Open-source software licenses are frequently presented as text files in the download (think license.txt) or even merely through a statement reading “by clicking download you hereby accept the terms of License X” (commonly referred to as click-wrap licensing). The reference license text can then be obtained and read to understand the Ts & Cs. These Ts & Cs can include an unlimited range of dos and don’ts - caveat subscriptor. Luckily, there are standard license types which are used more often than not for this purpose (very few software developers have the time to write their own licenses). Some of these license types may be familiar - Apache, BSD, MIT, CDDL, Eclipse, GNU GPL, GNU LGPL.
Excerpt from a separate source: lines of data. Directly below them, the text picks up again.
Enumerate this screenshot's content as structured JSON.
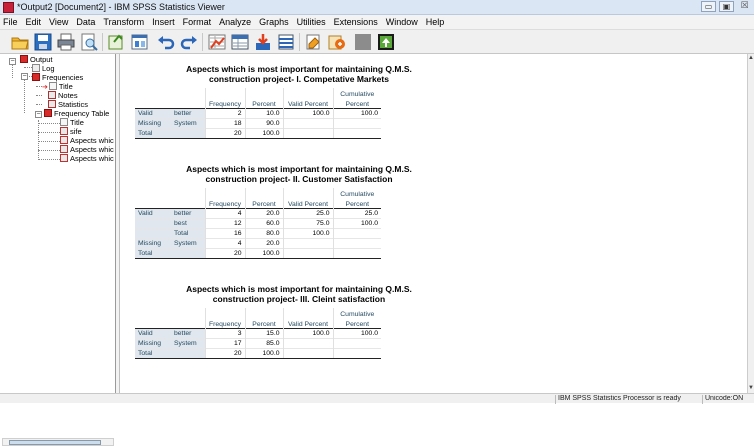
{
  "titlebar": {
    "title": "*Output2 [Document2] - IBM SPSS Statistics Viewer",
    "minimize": "▭",
    "restore": "▣",
    "close": "☒"
  },
  "menu": [
    "File",
    "Edit",
    "View",
    "Data",
    "Transform",
    "Insert",
    "Format",
    "Analyze",
    "Graphs",
    "Utilities",
    "Extensions",
    "Window",
    "Help"
  ],
  "toolbar_icons": [
    "open-folder-icon",
    "save-icon",
    "print-icon",
    "print-preview-icon",
    "export-icon",
    "recall-dialog-icon",
    "undo-icon",
    "redo-icon",
    "goto-data-icon",
    "goto-case-icon",
    "goto-variable-icon",
    "variables-icon",
    "designate-window-icon",
    "show-all-icon",
    "insert-output-icon",
    "promote-icon"
  ],
  "outline": {
    "items": [
      {
        "label": "Output",
        "icon": "output-book-icon"
      },
      {
        "label": "Log",
        "icon": "log-icon"
      },
      {
        "label": "Frequencies",
        "icon": "frequencies-book-icon"
      },
      {
        "label": "Title",
        "icon": "title-icon"
      },
      {
        "label": "Notes",
        "icon": "notes-icon"
      },
      {
        "label": "Statistics",
        "icon": "statistics-table-icon"
      },
      {
        "label": "Frequency Table",
        "icon": "frequency-book-icon"
      },
      {
        "label": "Title",
        "icon": "title-icon"
      },
      {
        "label": "sife",
        "icon": "table-icon"
      },
      {
        "label": "Aspects whic",
        "icon": "table-icon"
      },
      {
        "label": "Aspects whic",
        "icon": "table-icon"
      },
      {
        "label": "Aspects whic",
        "icon": "table-icon"
      }
    ]
  },
  "headers": {
    "frequency": "Frequency",
    "percent": "Percent",
    "valid_percent": "Valid Percent",
    "cumulative1": "Cumulative",
    "cumulative2": "Percent"
  },
  "tables": [
    {
      "title1": "Aspects which is most important for maintaining Q.M.S.",
      "title2": "construction project- I. Competative Markets",
      "rows": [
        {
          "g": "Valid",
          "c": "better",
          "f": "2",
          "p": "10.0",
          "vp": "100.0",
          "cp": "100.0"
        },
        {
          "g": "Missing",
          "c": "System",
          "f": "18",
          "p": "90.0",
          "vp": "",
          "cp": ""
        },
        {
          "g": "Total",
          "c": "",
          "f": "20",
          "p": "100.0",
          "vp": "",
          "cp": ""
        }
      ]
    },
    {
      "title1": "Aspects which is most important for maintaining Q.M.S.",
      "title2": "construction project- II. Customer Satisfaction",
      "rows": [
        {
          "g": "Valid",
          "c": "better",
          "f": "4",
          "p": "20.0",
          "vp": "25.0",
          "cp": "25.0"
        },
        {
          "g": "",
          "c": "best",
          "f": "12",
          "p": "60.0",
          "vp": "75.0",
          "cp": "100.0"
        },
        {
          "g": "",
          "c": "Total",
          "f": "16",
          "p": "80.0",
          "vp": "100.0",
          "cp": ""
        },
        {
          "g": "Missing",
          "c": "System",
          "f": "4",
          "p": "20.0",
          "vp": "",
          "cp": ""
        },
        {
          "g": "Total",
          "c": "",
          "f": "20",
          "p": "100.0",
          "vp": "",
          "cp": ""
        }
      ]
    },
    {
      "title1": "Aspects which is most important for maintaining Q.M.S.",
      "title2": "construction project- III. Cleint satisfaction",
      "rows": [
        {
          "g": "Valid",
          "c": "better",
          "f": "3",
          "p": "15.0",
          "vp": "100.0",
          "cp": "100.0"
        },
        {
          "g": "Missing",
          "c": "System",
          "f": "17",
          "p": "85.0",
          "vp": "",
          "cp": ""
        },
        {
          "g": "Total",
          "c": "",
          "f": "20",
          "p": "100.0",
          "vp": "",
          "cp": ""
        }
      ]
    }
  ],
  "status": {
    "processor": "IBM SPSS Statistics Processor is ready",
    "encoding": "Unicode:ON"
  }
}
Standard licenses can be very straight forward – eg. fully public domain licenses that merely read along the following lines:

We reserve no legal rights to the software - it is fully in the public domain. An individual or company may do whatever they wish with the source code or any code generated therefrom, including the incorporation of the software, or its output, into commercial software.

They can also be extremely complex, spanning pages, such as the GNU GPL. As such, the risks presented by incorporating open-source software into proprietary software also varies substantially, the fully public domain license recited above would by example present very little business risk (other than perhaps a lack of support for any component received under such a license). However, a further example is presented below as a warning:

The following is an extract from the GNU GPL v3.0 license text:

“The Program” refers to any copyrightable work licensed under this License.
A “covered work” means either the unmodified Program or a work based on the Program...
To “modify” a work means to copy from or adapt all or part of the work in a fashion requiring copyright permission, other than the making of an exact copy. The resulting work is called a “modified version” of the earlier work or a work “based on” the earlier work.
You may convey a work based on the Program, or the modifications to produce it from the Program… provided that you also meet all of these conditions:
c) You must license the entire work, as a whole, under this License to anyone who comes into possession of a copy...”
This example showcases why the GNU GPL is commonly referred to as a “copyleft” license requiring all copyrighted works “based on the program” to be made freely available as well – and it is clear how this can pose a significant business risk when it comes to proprietary software. Should there be a failure to adhere to this term, this would constitute a breach of the terms of the GNU GPL, which in turn automatically terminates any rights acquired under the license – ie. rendering any use of the “program” as infringing use due to the authorisation by the owner being terminated.

It is vital for any developer or company focussed on offering proprietary software to understand the risks posed by accessing the collective knowledge of software developers, and to mitigate these risks by doing the necessary due diligence on the open-source software being utilised and the Ts&Cs they come with.